IHC, Huntsman Cancer Institute team up to fight cancer
January 24, 2005
Intermountain Health Care and the Huntsman Cancer Institute announced a new partnership in the fight against cancer.
The joint venture will combine the institute’s clinical research capabilities, laboratory and population sciences with IHC’s clinical quality improvement, clinical prevention and early diagnosis.
“This alliance is the fruit of at least six years of discussions,” said Bill Nelson, IHC president and CEO. “In working together, we all recognized that the potential existed to take the collaboration to a higher level.”
Nelson added that he is “tremendously excited” not only by the impact the joint venture will have on cancer care for Utahns and their families, but also the “worldwide fight against this terrible disease.”

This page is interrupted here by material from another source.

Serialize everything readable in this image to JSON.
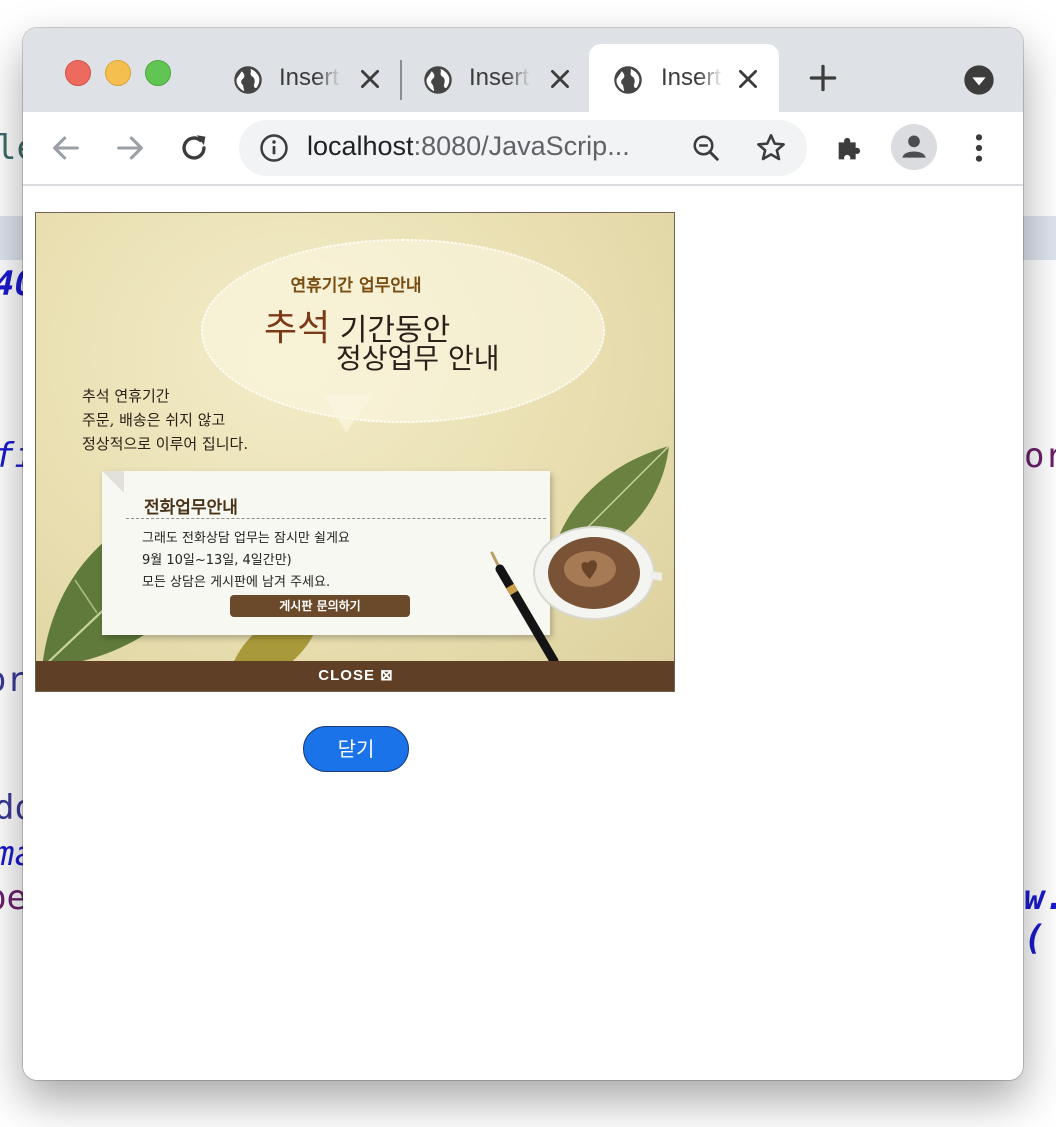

In addition to the impact the partnership would have on the state, Nelson said he hopes other agencies outside the state will take notice.
“We hope this new alliance will develop into a national model for the care of the cancer patients,” Nelson said.
By recording and publishing doctors’ analyses and diagnoses, doctors can learn how other doctors treat their patients, and can help them figure out what can work for their own patients, according to Stephen Prescott, executive director of HCI.
“This research partnership will allow studies into improving cancer care that cannot be done anywhere else in the world…HCI’s commitment to studying the molecular and genetic beginnings of cancer, coupled with our unique resources like the Utah population database, will be enhanced by this alliance,” Prescott said.
Doctors will be able to discover risk factors for cancer and have a better collaboration among each other by allowing others to check the evidence, Prescott said.
Although the two are joining together, they will remain competitors in the business elements. The alliance will help create education centers as well as data sharing for research, identifying and implementing best clinical practice standards, contribute to research funding and creating more multidisciplinary clinics and education centers in the major IHC facilities. Later this year, HCI will become an approved IHC health plan facility.